Papaya seedlings, inoculated with infected papaya leaf tissue were observed daily for the occurrence of viral symptoms. The plants showing viral disease symptoms were assayed for the production of the viral coat protein by standard DAC-ELISA procedures [7].

Reverse transcript-polymerase chain reaction (RT-PCR)

The virus isolate infecting papaya, identified as PRSV was further characterized by reverse transcript-polymerase chain reaction (RT-PCR) and the nucleotide and amino acid sequence was compared with available similar sequence in gene data bank. The coat region from PRSV isolates collected from Faizabad was amplified in two steps using two sets of primers. Overlapping fragments representing partial CP regions was amplified using HRP 52 (5'TCCAARAATGAAGCTGTGGATGT3') and RKJ 3 (5'GTTGCGCATA CCCAGGAGAG3') primers [8]. The amplification conditions in both the steps included one cycle of reverse transcription for 45 min at 42°C, 40 cycles of denaturation for 30s at 94°C, annealing for 2 min at 45°C and extension for 60 min at 72°C. The cDNA synthesized by the above process was checked on 1% agarose gel electrophoresis. PCR amplified DNA gel was purified using a PCR purification kit (Qiagen) and then cloned in pGEM-T easy vector (Promega). Two clones of each isolate were sequenced in both directions and the sequencing was carried out at the Department of Biochemistry, South Campus, University of Delhi, Delhi, India. The sequences of the gene were assembled using ‘Edit Seq program’ of the Laser gene 6.0 (DNASTAR Inc., Madison, WI, U.S.A.). Sequence identity among all different PRSV isolates as determined, and deduced amino acids sequences were assembled into multiple sequence alignment using Clustal W program. Phylogenetic tree was constructed using the DNA star, Mega Align or Mega 3.1 program. Alignment was done by Clustal method by using the parameters: Gap penalty-10, Gap length penalty-10, Pair wise alignment was done by the parameters: Ktuple-2, Gap penalty-5, Window-4, Diagonal saved-4. The sequences were compared by taking last 840 nucleotides of already submitted sequences. Nucleotide sequence were compared with the CP sequences from India and other Asian, North American, South American.
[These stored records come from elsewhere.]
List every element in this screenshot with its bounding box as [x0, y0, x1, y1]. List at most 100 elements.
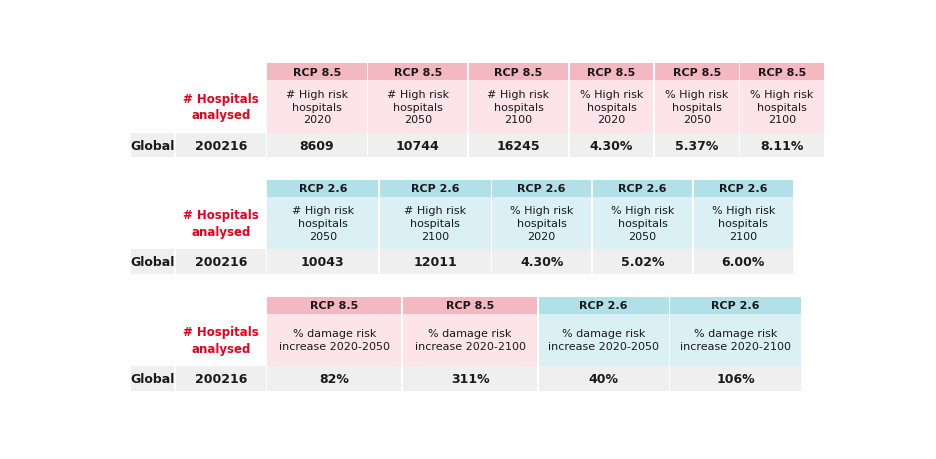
Bar — [368, 64, 467, 81]
Bar — [538, 314, 669, 366]
Bar — [131, 366, 174, 391]
Text: % damage risk
increase 2020-2050: % damage risk increase 2020-2050 — [548, 329, 659, 352]
Text: 12011: 12011 — [414, 255, 457, 268]
Text: RCP 2.6: RCP 2.6 — [719, 184, 768, 194]
Bar — [176, 314, 266, 366]
Bar — [694, 250, 793, 274]
Text: # High risk
hospitals
2050: # High risk hospitals 2050 — [292, 206, 354, 241]
Bar — [368, 134, 467, 158]
Text: % damage risk
increase 2020-2100: % damage risk increase 2020-2100 — [415, 329, 525, 352]
Text: 106%: 106% — [716, 372, 754, 385]
Text: % damage risk
increase 2020-2050: % damage risk increase 2020-2050 — [279, 329, 390, 352]
Bar — [592, 250, 692, 274]
Text: % High risk
hospitals
2050: % High risk hospitals 2050 — [611, 206, 674, 241]
Bar — [380, 180, 490, 197]
Bar — [131, 250, 174, 274]
Bar — [176, 297, 266, 314]
Bar — [403, 297, 537, 314]
Bar — [268, 197, 378, 250]
Bar — [469, 64, 568, 81]
Text: 8609: 8609 — [300, 139, 334, 152]
Bar — [268, 64, 367, 81]
Text: 200216: 200216 — [195, 255, 247, 268]
Text: RCP 8.5: RCP 8.5 — [758, 68, 806, 78]
Bar — [176, 81, 266, 134]
Text: 6.00%: 6.00% — [722, 255, 765, 268]
Text: Global: Global — [130, 372, 175, 385]
Text: Global: Global — [130, 255, 175, 268]
Bar — [694, 180, 793, 197]
Text: RCP 8.5: RCP 8.5 — [587, 68, 636, 78]
Bar — [268, 314, 402, 366]
Text: 5.37%: 5.37% — [675, 139, 719, 152]
Text: # High risk
hospitals
2020: # High risk hospitals 2020 — [285, 90, 348, 125]
Text: % High risk
hospitals
2020: % High risk hospitals 2020 — [510, 206, 574, 241]
Bar — [380, 197, 490, 250]
Text: Global: Global — [130, 139, 175, 152]
Bar — [670, 366, 800, 391]
Bar — [176, 64, 266, 81]
Bar — [268, 250, 378, 274]
Text: 82%: 82% — [319, 372, 349, 385]
Text: 8.11%: 8.11% — [760, 139, 804, 152]
Text: # Hospitals
analysed: # Hospitals analysed — [183, 93, 258, 122]
Text: RCP 2.6: RCP 2.6 — [411, 184, 460, 194]
Text: RCP 8.5: RCP 8.5 — [310, 301, 358, 311]
Text: 4.30%: 4.30% — [590, 139, 633, 152]
Text: # Hospitals
analysed: # Hospitals analysed — [183, 325, 258, 355]
Bar — [694, 197, 793, 250]
Text: RCP 2.6: RCP 2.6 — [618, 184, 666, 194]
Text: RCP 8.5: RCP 8.5 — [393, 68, 442, 78]
Bar — [469, 81, 568, 134]
Text: # High risk
hospitals
2050: # High risk hospitals 2050 — [387, 90, 448, 125]
Text: # High risk
hospitals
2100: # High risk hospitals 2100 — [488, 90, 549, 125]
Text: RCP 2.6: RCP 2.6 — [711, 301, 760, 311]
Bar — [670, 314, 800, 366]
Text: % High risk
hospitals
2050: % High risk hospitals 2050 — [665, 90, 728, 125]
Text: RCP 2.6: RCP 2.6 — [579, 301, 628, 311]
Bar — [492, 250, 592, 274]
Text: 311%: 311% — [451, 372, 490, 385]
Bar — [268, 297, 402, 314]
Text: 4.30%: 4.30% — [520, 255, 563, 268]
Text: 5.02%: 5.02% — [621, 255, 665, 268]
Bar — [403, 314, 537, 366]
Bar — [492, 197, 592, 250]
Bar — [740, 64, 824, 81]
Text: # Hospitals
analysed: # Hospitals analysed — [183, 209, 258, 238]
Bar — [592, 197, 692, 250]
Bar — [538, 297, 669, 314]
Bar — [403, 366, 537, 391]
Text: 10744: 10744 — [396, 139, 440, 152]
Bar — [176, 366, 266, 391]
Bar — [592, 180, 692, 197]
Text: 200216: 200216 — [195, 372, 247, 385]
Bar — [368, 81, 467, 134]
Text: RCP 2.6: RCP 2.6 — [299, 184, 347, 194]
Bar — [740, 81, 824, 134]
Bar — [176, 197, 266, 250]
Text: RCP 2.6: RCP 2.6 — [518, 184, 566, 194]
Bar — [538, 366, 669, 391]
Bar — [131, 134, 174, 158]
Bar — [655, 81, 739, 134]
Text: % High risk
hospitals
2100: % High risk hospitals 2100 — [751, 90, 813, 125]
Bar — [492, 180, 592, 197]
Text: RCP 8.5: RCP 8.5 — [494, 68, 543, 78]
Text: # High risk
hospitals
2100: # High risk hospitals 2100 — [404, 206, 466, 241]
Bar — [268, 366, 402, 391]
Bar — [655, 134, 739, 158]
Bar — [268, 180, 378, 197]
Bar — [176, 180, 266, 197]
Bar — [570, 64, 653, 81]
Bar — [176, 134, 266, 158]
Bar — [655, 64, 739, 81]
Text: RCP 8.5: RCP 8.5 — [446, 301, 494, 311]
Bar — [380, 250, 490, 274]
Bar — [176, 250, 266, 274]
Bar — [570, 81, 653, 134]
Text: % damage risk
increase 2020-2100: % damage risk increase 2020-2100 — [680, 329, 791, 352]
Bar — [268, 81, 367, 134]
Bar — [670, 297, 800, 314]
Text: 40%: 40% — [589, 372, 619, 385]
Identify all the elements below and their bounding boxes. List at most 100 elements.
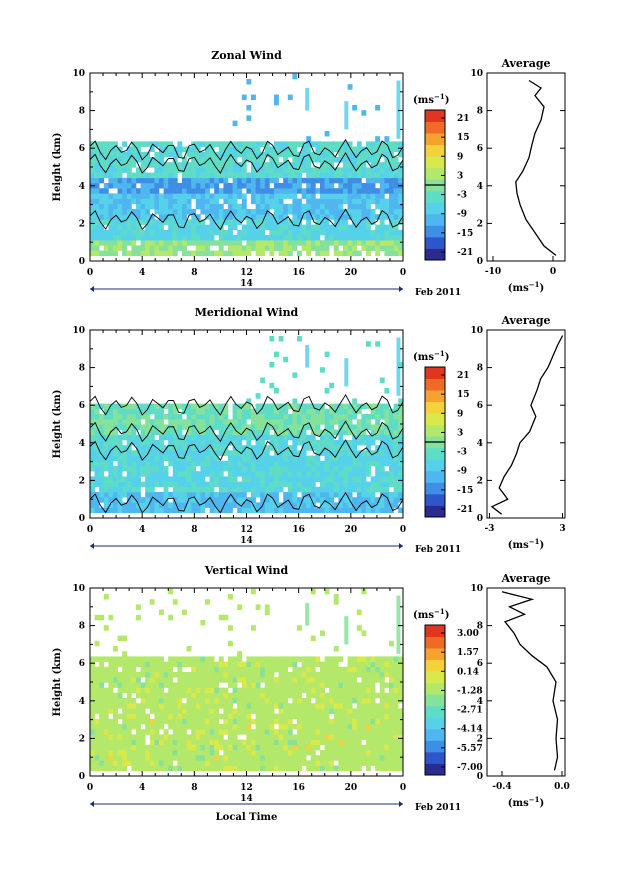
zero-contour: [89, 138, 404, 231]
profile-y-tick: 4: [477, 439, 483, 449]
profile-unit: (ms−1): [508, 795, 544, 809]
colorbar: 3.00 1.57 0.14 -1.28 -2.71 -4.14 -5.57 -7.00: [424, 624, 483, 776]
colorbar-tick: 1.57: [457, 648, 479, 658]
x-tick-label: 16: [292, 783, 305, 793]
y-tick-label: 2: [79, 219, 85, 229]
y-tick-label: 4: [79, 439, 85, 449]
profile-line: [515, 79, 557, 256]
colorbar: 21 15 9 3 -3 -9 -15 -21: [424, 366, 473, 518]
profile-y-tick: 0: [477, 772, 483, 782]
y-tick-label: 6: [79, 144, 85, 154]
profile-y-tick: 10: [470, 69, 483, 79]
date-label: 14: [240, 536, 253, 546]
profile-x-tick: -0.4: [492, 782, 511, 792]
y-tick-label: 8: [79, 364, 85, 374]
y-tick-label: 8: [79, 107, 85, 117]
colorbar-tick: -4.14: [457, 725, 483, 735]
y-axis-label: Height (km): [52, 648, 63, 717]
colorbar-unit: (ms−1): [413, 607, 449, 621]
heatmap-field: [90, 588, 404, 772]
profile-y-tick: 6: [477, 401, 483, 411]
x-tick-label: 12: [240, 783, 253, 793]
panel-title: Meridional Wind: [195, 306, 299, 319]
profile-y-tick: 4: [477, 182, 483, 192]
colorbar-tick: -7.00: [457, 763, 483, 773]
profile-unit: (ms−1): [508, 280, 544, 294]
x-tick-label: 0: [400, 268, 406, 278]
y-tick-label: 8: [79, 622, 85, 632]
y-tick-label: 10: [72, 584, 85, 594]
profile-y-tick: 8: [477, 364, 483, 374]
profile-line: [501, 591, 559, 771]
colorbar-tick: -3: [457, 448, 467, 458]
x-tick-label: 8: [191, 783, 197, 793]
colorbar-tick: 9: [457, 152, 463, 162]
profile-x-tick: -10: [485, 267, 501, 277]
panel-title: Zonal Wind: [211, 49, 282, 62]
x-tick-label: 8: [191, 268, 197, 278]
profile-y-tick: 0: [477, 514, 483, 524]
y-tick-label: 0: [79, 514, 85, 524]
profile-y-tick: 2: [477, 476, 483, 486]
colorbar-unit: (ms−1): [413, 92, 449, 106]
x-tick-label: 0: [87, 783, 93, 793]
x-tick-label: 0: [400, 783, 406, 793]
profile-y-tick: 2: [477, 734, 483, 744]
date-suffix: Feb 2011: [415, 288, 461, 298]
y-tick-label: 4: [79, 182, 85, 192]
y-tick-label: 4: [79, 697, 85, 707]
x-tick-label: 12: [240, 525, 253, 535]
profile-y-tick: 4: [477, 697, 483, 707]
profile-x-tick: 0: [550, 267, 556, 277]
y-tick-label: 2: [79, 476, 85, 486]
y-tick-label: 10: [72, 69, 85, 79]
y-axis-label: Height (km): [52, 133, 63, 202]
x-tick-label: 20: [345, 525, 358, 535]
colorbar-tick: -5.57: [457, 744, 483, 754]
profile-unit: (ms−1): [508, 537, 544, 551]
zero-contour: [89, 394, 404, 514]
colorbar-tick: 3: [457, 428, 463, 438]
profile-title: Average: [500, 57, 550, 70]
average-profile: Average 0 2 4 6 8 10 -0.4 0.0 (ms−1): [470, 572, 569, 809]
colorbar-tick: -21: [457, 505, 473, 515]
profile-y-tick: 8: [477, 107, 483, 117]
profile-x-tick: 3: [559, 524, 565, 534]
colorbar-tick: -15: [457, 486, 473, 496]
colorbar-tick: 21: [457, 371, 470, 381]
y-tick-label: 10: [72, 326, 85, 336]
profile-x-tick: -3: [484, 524, 494, 534]
colorbar-unit: (ms−1): [413, 349, 449, 363]
profile-line: [490, 335, 564, 515]
heatmap-field: [90, 73, 404, 257]
date-label: 14: [240, 794, 253, 804]
colorbar-tick: 15: [457, 133, 470, 143]
x-tick-label: 8: [191, 525, 197, 535]
x-tick-label: 0: [87, 268, 93, 278]
date-suffix: Feb 2011: [415, 803, 461, 813]
colorbar-tick: 3.00: [457, 629, 479, 639]
colorbar-tick: -1.28: [457, 686, 483, 696]
average-profile: Average 0 2 4 6 8 10 -3 3 (ms−1): [470, 314, 565, 551]
profile-y-tick: 10: [470, 584, 483, 594]
profile-y-tick: 2: [477, 219, 483, 229]
x-tick-label: 20: [345, 783, 358, 793]
y-tick-label: 0: [79, 772, 85, 782]
colorbar-tick: 9: [457, 409, 463, 419]
y-tick-label: 2: [79, 734, 85, 744]
colorbar-tick: 3: [457, 171, 463, 181]
x-tick-label: 20: [345, 268, 358, 278]
y-tick-label: 6: [79, 401, 85, 411]
colorbar-tick: 15: [457, 390, 470, 400]
x-tick-label: 4: [139, 268, 145, 278]
date-suffix: Feb 2011: [415, 545, 461, 555]
profile-y-tick: 6: [477, 659, 483, 669]
y-tick-label: 0: [79, 257, 85, 267]
colorbar-tick: -9: [457, 467, 467, 477]
profile-frame: [486, 587, 566, 777]
colorbar-tick: -21: [457, 248, 473, 258]
heatmap-field: [90, 336, 404, 514]
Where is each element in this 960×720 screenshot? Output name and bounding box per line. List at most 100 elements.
Sequence analysis and comparison

Both nucleotide as well as amino acid sequences of four PRSV CP-coding regions were compared with already available CP sequences of PRSV isolates from other countries isolates using the Martinez/ Needleman-Wunsch and the Clustal algorithms from the Meg Align (version 3.03) program (DNASTAR). Multiple sequence analyses were made using the CLUSTAL W program [9].


Virus identity

The virus identity was confirmed by pathogenicity tests in an insect-proof glasshouse. The virus inoculum, prepared by homogenizing infected papaya leaf tissue in 0.01 mol/L potassium phosphate buffer (pH 7.0) containing sodium sulphite (1%, w/v), was applied by gentle rubbing onto the leaves of healthy papaya plants. Differential plants showing viral symptoms were assayed for the production of the viral coat protein by standard double-antibody sandwich enzyme-linked immunosorbent assays (DAS-ELISA) procedures [10]. Four PRSV isolates reacted with the commercial PRSV antibody, three isolates (Faizabad, Etawah, Lucknow) had a stronger reaction, whereas one (Varanasi) isolate reacted weakly. Inoculation experiments indicated that these isolates produced visible symptoms in papaya. All papaya seedlings inoculated with PRSV inocula, showed typical viral symptoms (mosaic and leaf distortion) one month after inoculation. These isolates of PRSV were characterized as papaya-infecting (PRSV-P).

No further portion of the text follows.